A few days ago, a provincial election forum was held in SUB.
Well, forum is a bit of a strong word. It was supposed to be a forum, but only one candidate showed. It was NDP MLA Marlin Schdmit, who is also the Minister of Advanced Education. The other candidate slated to appear, Prem Pal of the Alberta Party, was unable to attend due to serious illness. The forum thus became, in the words of the moderator, a “fireside chat” with Schmidt.
But now is not the time for fireside chats. Now is the time for Alberta’s parties to bring their platforms to the people, to prove to Albertans that they actually care about their issues. This forum was a chance for the parties to prove they care about students. This “fireside chat” clearly shows that the parties don’t care as much as they should.

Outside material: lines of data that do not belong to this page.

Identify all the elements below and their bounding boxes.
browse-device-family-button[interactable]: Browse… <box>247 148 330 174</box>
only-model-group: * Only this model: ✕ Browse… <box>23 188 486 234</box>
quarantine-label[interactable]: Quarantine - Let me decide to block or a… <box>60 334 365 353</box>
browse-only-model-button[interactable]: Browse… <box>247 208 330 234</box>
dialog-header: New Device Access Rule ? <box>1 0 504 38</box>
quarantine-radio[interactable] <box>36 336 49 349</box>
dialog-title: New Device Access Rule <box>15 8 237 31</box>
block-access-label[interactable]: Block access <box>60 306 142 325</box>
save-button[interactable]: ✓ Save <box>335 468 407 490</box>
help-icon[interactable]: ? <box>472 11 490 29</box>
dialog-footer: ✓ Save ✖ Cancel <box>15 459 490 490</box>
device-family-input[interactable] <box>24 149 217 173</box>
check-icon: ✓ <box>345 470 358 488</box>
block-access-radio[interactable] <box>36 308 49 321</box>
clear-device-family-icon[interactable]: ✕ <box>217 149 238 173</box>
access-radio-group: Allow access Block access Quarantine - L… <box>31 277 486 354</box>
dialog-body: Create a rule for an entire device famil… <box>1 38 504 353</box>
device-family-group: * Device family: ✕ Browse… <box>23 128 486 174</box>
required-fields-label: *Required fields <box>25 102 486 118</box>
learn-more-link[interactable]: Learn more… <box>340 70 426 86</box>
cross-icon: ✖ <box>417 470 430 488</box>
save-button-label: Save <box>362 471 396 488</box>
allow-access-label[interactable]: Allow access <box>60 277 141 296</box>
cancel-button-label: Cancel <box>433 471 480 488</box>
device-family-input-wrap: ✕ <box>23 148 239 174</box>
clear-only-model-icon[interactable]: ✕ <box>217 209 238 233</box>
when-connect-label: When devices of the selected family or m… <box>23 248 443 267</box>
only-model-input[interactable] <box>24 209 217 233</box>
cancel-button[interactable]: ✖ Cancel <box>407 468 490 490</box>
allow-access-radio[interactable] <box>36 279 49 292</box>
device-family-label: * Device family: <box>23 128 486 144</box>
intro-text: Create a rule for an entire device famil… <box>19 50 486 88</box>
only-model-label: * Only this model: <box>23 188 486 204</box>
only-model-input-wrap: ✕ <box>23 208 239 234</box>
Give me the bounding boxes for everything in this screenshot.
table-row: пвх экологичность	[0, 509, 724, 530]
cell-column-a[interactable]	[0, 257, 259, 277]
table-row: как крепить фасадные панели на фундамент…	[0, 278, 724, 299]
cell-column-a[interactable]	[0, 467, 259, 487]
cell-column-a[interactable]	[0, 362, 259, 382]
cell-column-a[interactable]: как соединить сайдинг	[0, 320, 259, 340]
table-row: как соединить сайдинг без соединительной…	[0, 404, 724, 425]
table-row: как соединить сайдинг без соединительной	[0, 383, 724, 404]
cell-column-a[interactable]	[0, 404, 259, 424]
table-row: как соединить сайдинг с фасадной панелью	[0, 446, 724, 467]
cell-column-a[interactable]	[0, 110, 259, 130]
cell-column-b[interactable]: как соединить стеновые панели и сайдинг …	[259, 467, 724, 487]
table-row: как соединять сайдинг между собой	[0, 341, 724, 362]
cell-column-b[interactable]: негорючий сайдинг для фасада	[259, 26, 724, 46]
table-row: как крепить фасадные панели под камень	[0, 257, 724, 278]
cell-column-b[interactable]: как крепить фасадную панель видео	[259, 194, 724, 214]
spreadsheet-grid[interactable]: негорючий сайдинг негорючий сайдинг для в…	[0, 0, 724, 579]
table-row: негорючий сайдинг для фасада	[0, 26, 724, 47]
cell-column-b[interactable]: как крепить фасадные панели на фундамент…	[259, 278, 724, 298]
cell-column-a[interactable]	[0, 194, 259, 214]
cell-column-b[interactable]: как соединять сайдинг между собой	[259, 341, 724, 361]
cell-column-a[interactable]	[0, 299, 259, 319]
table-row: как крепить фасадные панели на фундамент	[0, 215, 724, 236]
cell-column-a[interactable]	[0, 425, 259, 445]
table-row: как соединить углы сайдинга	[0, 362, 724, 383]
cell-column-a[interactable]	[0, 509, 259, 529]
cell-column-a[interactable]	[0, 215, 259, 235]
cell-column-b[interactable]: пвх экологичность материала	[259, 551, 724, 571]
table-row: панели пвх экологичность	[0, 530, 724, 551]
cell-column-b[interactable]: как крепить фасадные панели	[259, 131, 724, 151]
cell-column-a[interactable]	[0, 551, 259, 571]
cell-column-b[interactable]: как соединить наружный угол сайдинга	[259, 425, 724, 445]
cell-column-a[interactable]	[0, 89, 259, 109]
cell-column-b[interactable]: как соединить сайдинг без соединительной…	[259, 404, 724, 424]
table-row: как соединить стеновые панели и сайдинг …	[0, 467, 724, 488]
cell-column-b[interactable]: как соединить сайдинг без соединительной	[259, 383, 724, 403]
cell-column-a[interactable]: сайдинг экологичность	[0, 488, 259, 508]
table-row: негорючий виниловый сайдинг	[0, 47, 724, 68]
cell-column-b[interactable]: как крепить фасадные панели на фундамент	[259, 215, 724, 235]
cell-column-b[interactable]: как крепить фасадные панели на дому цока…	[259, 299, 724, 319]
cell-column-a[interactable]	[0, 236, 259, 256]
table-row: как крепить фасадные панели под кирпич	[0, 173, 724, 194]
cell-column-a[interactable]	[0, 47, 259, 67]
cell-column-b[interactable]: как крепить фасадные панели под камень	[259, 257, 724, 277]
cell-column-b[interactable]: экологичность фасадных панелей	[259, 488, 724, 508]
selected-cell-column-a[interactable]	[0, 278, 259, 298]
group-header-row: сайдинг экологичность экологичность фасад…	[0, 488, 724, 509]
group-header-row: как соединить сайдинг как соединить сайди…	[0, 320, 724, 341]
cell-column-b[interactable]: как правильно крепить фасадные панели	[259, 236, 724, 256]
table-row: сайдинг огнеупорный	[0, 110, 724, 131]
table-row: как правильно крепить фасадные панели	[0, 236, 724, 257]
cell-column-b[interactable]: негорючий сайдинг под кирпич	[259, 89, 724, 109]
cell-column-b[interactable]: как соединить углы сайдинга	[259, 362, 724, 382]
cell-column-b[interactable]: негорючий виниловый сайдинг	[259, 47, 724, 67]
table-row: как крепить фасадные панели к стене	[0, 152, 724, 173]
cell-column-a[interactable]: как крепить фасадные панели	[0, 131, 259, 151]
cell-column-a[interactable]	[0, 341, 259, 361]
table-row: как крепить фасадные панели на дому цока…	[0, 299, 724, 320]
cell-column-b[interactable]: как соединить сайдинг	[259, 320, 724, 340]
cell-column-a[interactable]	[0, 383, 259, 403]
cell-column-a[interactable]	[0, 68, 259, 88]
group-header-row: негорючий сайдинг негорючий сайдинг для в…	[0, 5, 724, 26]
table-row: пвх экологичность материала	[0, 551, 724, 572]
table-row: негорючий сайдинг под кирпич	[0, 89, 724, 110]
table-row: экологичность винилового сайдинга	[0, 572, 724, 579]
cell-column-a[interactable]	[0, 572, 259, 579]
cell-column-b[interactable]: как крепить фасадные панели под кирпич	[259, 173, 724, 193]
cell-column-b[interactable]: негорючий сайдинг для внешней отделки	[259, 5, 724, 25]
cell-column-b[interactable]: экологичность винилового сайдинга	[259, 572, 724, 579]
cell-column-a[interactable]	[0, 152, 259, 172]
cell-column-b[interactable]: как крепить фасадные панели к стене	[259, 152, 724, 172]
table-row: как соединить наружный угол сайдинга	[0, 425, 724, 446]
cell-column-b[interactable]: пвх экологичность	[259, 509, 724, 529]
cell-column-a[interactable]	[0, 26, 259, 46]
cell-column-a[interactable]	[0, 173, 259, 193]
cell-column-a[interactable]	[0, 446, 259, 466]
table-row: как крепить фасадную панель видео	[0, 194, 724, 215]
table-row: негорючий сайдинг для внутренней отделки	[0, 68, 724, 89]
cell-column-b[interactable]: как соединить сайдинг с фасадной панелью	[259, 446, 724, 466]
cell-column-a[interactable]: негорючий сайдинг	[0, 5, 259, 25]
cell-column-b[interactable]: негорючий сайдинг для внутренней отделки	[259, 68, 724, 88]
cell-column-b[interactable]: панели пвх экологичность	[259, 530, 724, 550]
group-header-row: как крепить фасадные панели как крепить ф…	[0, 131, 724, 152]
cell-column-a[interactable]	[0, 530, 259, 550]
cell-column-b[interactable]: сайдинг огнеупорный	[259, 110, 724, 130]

For starters, both the Liberal and the United Conservative Parties were contacted about attending the forum, but neither responded. I can understand to a degree why the Liberals may not have responded; they’re not running a full slate this election, and may not have had anyone with a strong enough grasp of the inner workings of postsecondary policy to attend.
The UCP’s absence, however, is inexcusable. They’re the most powerful opposition to the NDP in this election; recent polls state they have the support of 48.5 per cent of Albertans. Bottom line, they’re likely to win the election. It’s thus incredibly important to be able to discuss their ideas at a public forum, to get a sense of what they pose in relation to the NDP. We didn’t get that chance, though, which I think really goes to show how important the UCP considers students in this election.

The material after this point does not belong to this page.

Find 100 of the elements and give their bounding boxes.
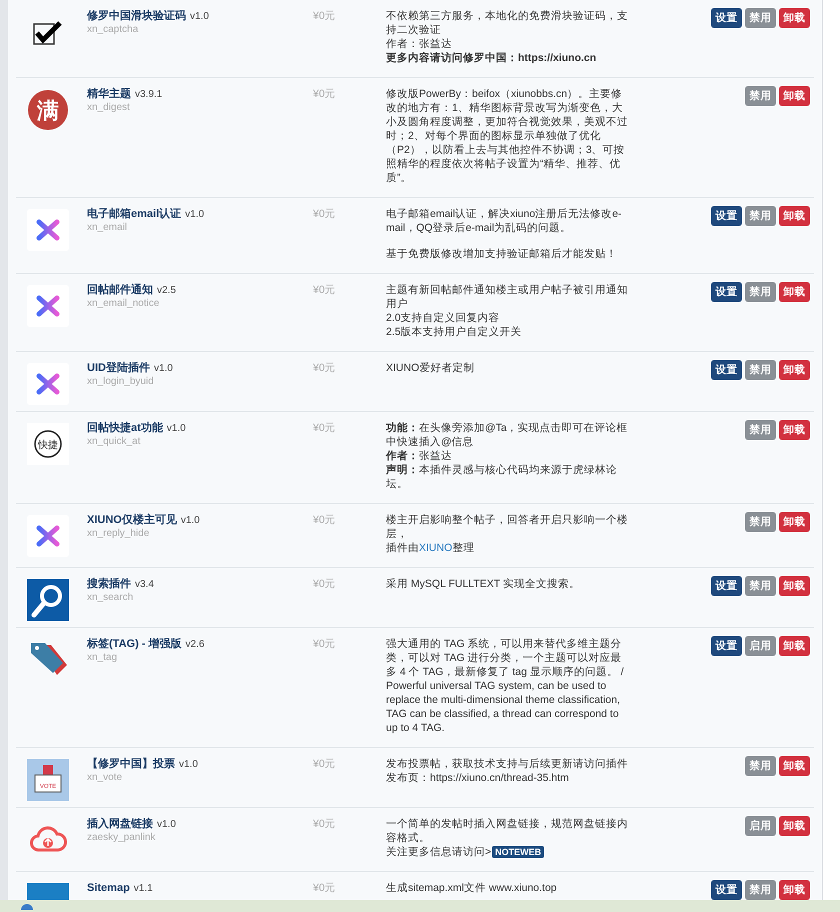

As far as the absence of the Alberta Party goes, I understand that medical complications can arise when we least expect them. The Alberta Party is running a full slate, though; they could have found someone else to cover for Pal, or at least warned the forum moderators about Pal’s illness ahead of time. This poor communication and seeming inability to find a replacement give me the sense that the Alberta Party, too, isn’t as invested in students as they should be.
The state of this forum is just another symptom of a political system that simply does not care about young voters, especially students. Postsecondary policy was mentioned only three times in the 90 minute-long televised leaders debate, with one of those times being a false claim from Alberta Party Leader Stephen Mandel about postsecondary enrolment numbers in Alberta.
As I’ve mentioned previously, low youth voter turnout isn’t simply a matter of young people being apathetic about politics, but a matter of how parties struggle to communicate with young voters. It’s also an issue of the issues they prioritize; parties typically push issues that affect older demographics because they typically make up the majority of voters during elections.
Schmidt stated that his presence at the forum showed that the NDP “[are] the only ones who are interested in engaging students at a political level.” This sounds nice on the surface, but Schmidt was also the only person slated to appear at the forum whose sole job is to engage students at a political level. Schmidt’s attempt at a messaging spin fails to hide the fact that he spent most of his time at the forum regurgitating things the NDP has already done in the realm of postsecondary, such as Bill 19 and the reimplementation of the Summer Temporary Employment Program (STEP). Little to no new initiatives were discussed, just like in the NDP’s platform.
The whole point of forums like this is to foster a healthy, engaged democracy, where representatives and citizens can come together to ask tough questions, express values, and put test their ideas. This engagement is a two-way street; when representatives don’t engage, there’s no incentive for citizens to engage.
Sure, this forum has made me deeply jaded and bitter about voting in this election. But even in the face of bitterness, students should not lie down on their backs in defeat. If anything, this failure of a forum should mobilize students to speak loudly about their interests, to send a message to our political parties that we won’t be ignored.
Maybe next election season then parties will care about students.